Mon amie secoue la tête de désaccord avant de me prendre dans ses bras pour m’encourager. Nous nous mettons au lit rapidement et mes rêves sont perturbés par les images du passé.

***

Deux jours sont passés et il temps de conduire Irina à l’aéroport. Elle a deux avions à prendre pour arriver à Varsovie. Je viens la chercher en ville avec la voiture de ma mère.

J’ai passé toute la journée suivant la soirée au bar à regarder des séries Netflix car je ne voulais pas sortir de chez moi. Mes parents comme à leur habitude ne se préoccupent pas de moi.
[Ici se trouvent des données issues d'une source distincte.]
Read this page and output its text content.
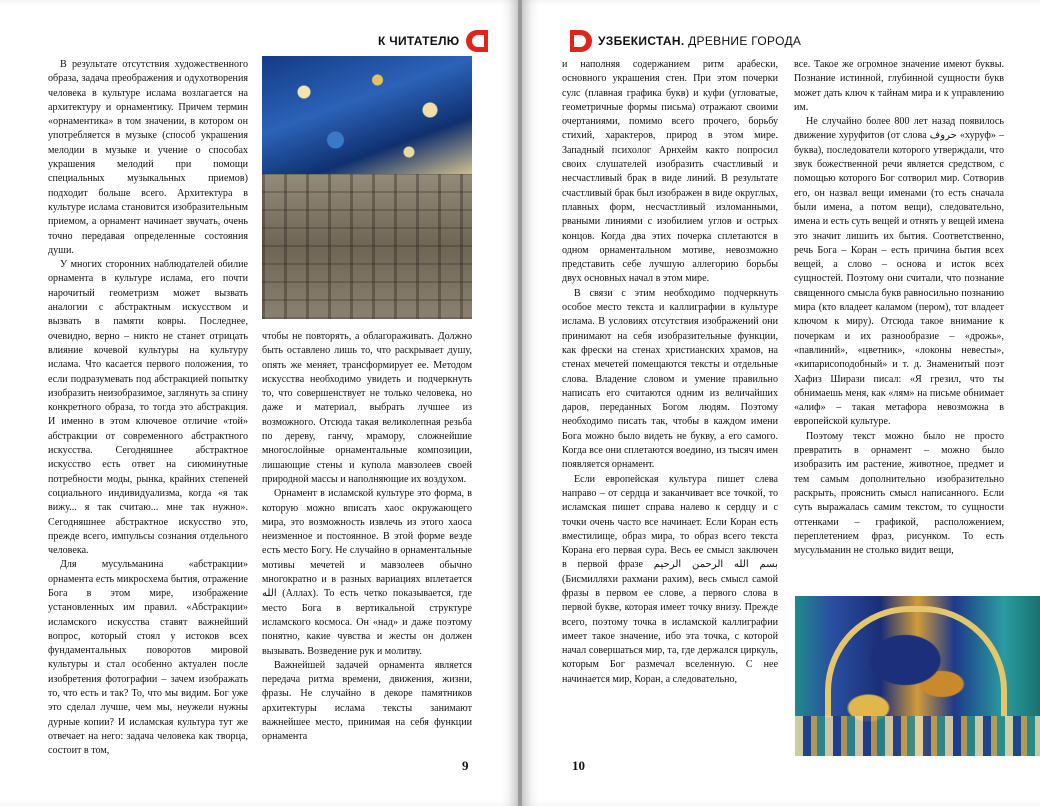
К ЧИТАТЕЛЮ

В результате отсутствия художественного образа, задача преображения и одухотворения человека в культуре ислама возлагается на архитектуру и орнаментику. Причем термин «орнаментика» в том значении, в котором он употребляется в музыке (способ украшения мелодии в музыке и учение о способах украшения мелодий при помощи специальных музыкальных приемов) подходит больше всего. Архитектура в культуре ислама становится изобразительным приемом, а орнамент начинает звучать, очень точно передавая определенные состояния души.

У многих сторонних наблюдателей обилие орнамента в культуре ислама, его почти нарочитый геометризм может вызвать аналогии с абстрактным искусством и вызвать в памяти ковры. Последнее, очевидно, верно – никто не станет отрицать влияние кочевой культуры на культуру ислама. Что касается первого положения, то если подразумевать под абстракцией попытку изобразить неизобразимое, заглянуть за спину конкретного образа, то тогда это абстракция. И именно в этом ключевое отличие «той» абстракции от современного абстрактного искусства. Сегодняшнее абстрактное искусство есть ответ на сиюминутные потребности моды, рынка, крайних степеней социального индивидуализма, когда «я так вижу... я так считаю... мне так нужно». Сегодняшнее абстрактное искусство это, прежде всего, импульсы сознания отдельного человека.

Для мусульманина «абстракции» орнамента есть микросхема бытия, отражение Бога в этом мире, изображение установленных им правил. «Абстракции» исламского искусства ставят важнейший вопрос, который стоял у истоков всех фундаментальных поворотов мировой культуры и стал особенно актуален после изобретения фотографии – зачем изображать то, что есть и так? То, что мы видим. Бог уже это сделал лучше, чем мы, неужели нужны дурные копии? И исламская культура тут же отвечает на него: задача человека как творца, состоит в том,

чтобы не повторять, а облагораживать. Должно быть оставлено лишь то, что раскрывает душу, опять же меняет, трансформирует ее. Методом искусства необходимо увидеть и подчеркнуть то, что совершенствует не только человека, но даже и материал, выбрать лучшее из возможного. Отсюда такая великолепная резьба по дереву, ганчу, мрамору, сложнейшие многослойные орнаментальные композиции, лишающие стены и купола мавзолеев своей природной массы и наполняющие их воздухом.

Орнамент в исламской культуре это форма, в которую можно вписать хаос окружающего мира, это возможность извлечь из этого хаоса неизменное и постоянное. В этой форме везде есть место Богу. Не случайно в орнаментальные мотивы мечетей и мавзолеев обычно многократно и в разных вариациях вплетается الله (Аллах). То есть четко показывается, где место Бога в вертикальной структуре исламского космоса. Он «над» и даже поэтому понятно, какие чувства и жесты он должен вызывать. Возведение рук и молитву.

Важнейшей задачей орнамента является передача ритма времени, движения, жизни, фразы. Не случайно в декоре памятников архитектуры ислама тексты занимают важнейшее место, принимая на себя функции орнамента

9
УЗБЕКИСТАН. ДРЕВНИЕ ГОРОДА

и наполняя содержанием ритм арабески, основного украшения стен. При этом почерки сулс (плавная графика букв) и куфи (угловатые, геометричные формы письма) отражают своими очертаниями, помимо всего прочего, борьбу стихий, характеров, природ в этом мире. Западный психолог Арнхейм както попросил своих слушателей изобразить счастливый и несчастливый брак в виде линий. В результате счастливый брак был изображен в виде округлых, плавных форм, несчастливый изломанными, рваными линиями с изобилием углов и острых концов. Когда два этих почерка сплетаются в одном орнаментальном мотиве, невозможно представить себе лучшую аллегорию борьбы двух основных начал в этом мире.

В связи с этим необходимо подчеркнуть особое место текста и каллиграфии в культуре ислама. В условиях отсутствия изображений они принимают на себя изобразительные функции, как фрески на стенах христианских храмов, на стенах мечетей помещаются тексты и отдельные слова. Владение словом и умение правильно написать его считаются одним из величайших даров, переданных Богом людям. Поэтому необходимо писать так, чтобы в каждом имени Бога можно было видеть не букву, а его самого. Когда все они сплетаются воедино, из тысяч имен появляется орнамент.

Если европейская культура пишет слева направо – от сердца и заканчивает все точкой, то исламская пишет справа налево к сердцу и с точки очень часто все начинает. Если Коран есть вместилище, образ мира, то образ всего текста Корана его первая сура. Весь ее смысл заключен в первой фразе بسم الله الرحمن الرحيم (Бисмилляхи рахмани рахим), весь смысл самой фразы в первом ее слове, а первого слова в первой букве, которая имеет точку внизу. Прежде всего, поэтому точка в исламской каллиграфии имеет такое значение, ибо эта точка, с которой начал совершаться мир, та, где держался циркуль, которым Бог размечал вселенную. С нее начинается мир, Коран, а следовательно,

все. Такое же огромное значение имеют буквы. Познание истинной, глубинной сущности букв может дать ключ к тайнам мира и к управлению им.

Не случайно более 800 лет назад появилось движение хуруфитов (от слова حروف «хуруф» – буква), последователи которого утверждали, что звук божественной речи является средством, с помощью которого Бог сотворил мир. Сотворив его, он назвал вещи именами (то есть сначала были имена, а потом вещи), следовательно, имена и есть суть вещей и отнять у вещей имена это значит лишить их бытия. Соответственно, речь Бога – Коран – есть причина бытия всех вещей, а слово – основа и исток всех сущностей. Поэтому они считали, что познание священного смысла букв равносильно познанию мира (кто владеет каламом (пером), тот владеет ключом к миру). Отсюда такое внимание к почеркам и их разнообразие – «дрожь», «павлиний», «цветник», «локоны невесты», «кипарисоподобный» и т. д. Знаменитый поэт Хафиз Ширази писал: «Я грезил, что ты обнимаешь меня, как «лям» на письме обнимает «алиф» – такая метафора невозможна в европейской культуре.

Поэтому текст можно было не просто превратить в орнамент – можно было изобразить им растение, животное, предмет и тем самым дополнительно изобразительно раскрыть, прояснить смысл написанного. Если суть выражалась самим текстом, то сущности оттенками – графикой, расположением, переплетением фраз, рисунком. То есть мусульманин не столько видит вещи,

10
J’ai beaucoup discuté avec Maria qui est toujours très gentille avec moi.

Une fois à l’aéroport, j’ai beaucoup de mal à dire au revoir à mon amie. C’est la meilleure rencontre que j’ai faite et Irina est ma seule véritable amie. Je ne parle plus aux filles de mon lycée privée depuis l’université. Beaucoup de filles ne m’aiment pas car elles sont jalouses de mon physique qu’elles trouvent très avantageux.
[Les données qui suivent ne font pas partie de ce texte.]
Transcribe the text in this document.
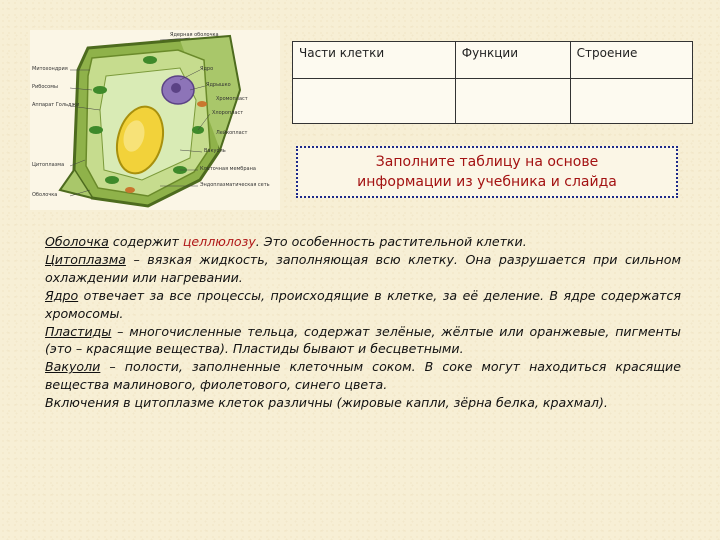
Ядерная оболочка
Ядро
Ядрышко
Хлоропласт
Вакуоль
Клеточная мембрана
Эндоплазматическая сеть
Митохондрия
Рибосомы
Аппарат Гольджи
Цитоплазма
Оболочка
Лейкопласт
Хромопласт
Части клетки	Функции	Строение

Заполните таблицу на основе
информации из учебника и слайда

Оболочка содержит целлюлозу. Это особенность растительной клетки.

Цитоплазма – вязкая жидкость, заполняющая всю клетку. Она разрушается при сильном охлаждении или нагревании.

Ядро отвечает за все процессы, происходящие в клетке, за её деление. В ядре содержатся хромосомы.

Пластиды – многочисленные тельца, содержат зелёные, жёлтые или оранжевые, пигменты (это – красящие вещества). Пластиды бывают и бесцветными.

Вакуоли – полости, заполненные клеточным соком. В соке могут находиться красящие вещества малинового, фиолетового, синего цвета.

Включения в цитоплазме клеток различны (жировые капли, зёрна белка, крахмал).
Je suis une personne discrète et peu sociable contrairement à ce que l’on peut penser. Je n’aime pas me faire remarquer et je suis adepte des bons comportements en société.

- Tu vas me manquer, je confie à mon amie en la serrant dans mes bras.

- On va souvent s’appeler et s’écrire, ne t’inquiète pas, me rassure-t-elle.

- J’ai peur de ne pas réussir à supporter toutes les situations qui me tombent dessus.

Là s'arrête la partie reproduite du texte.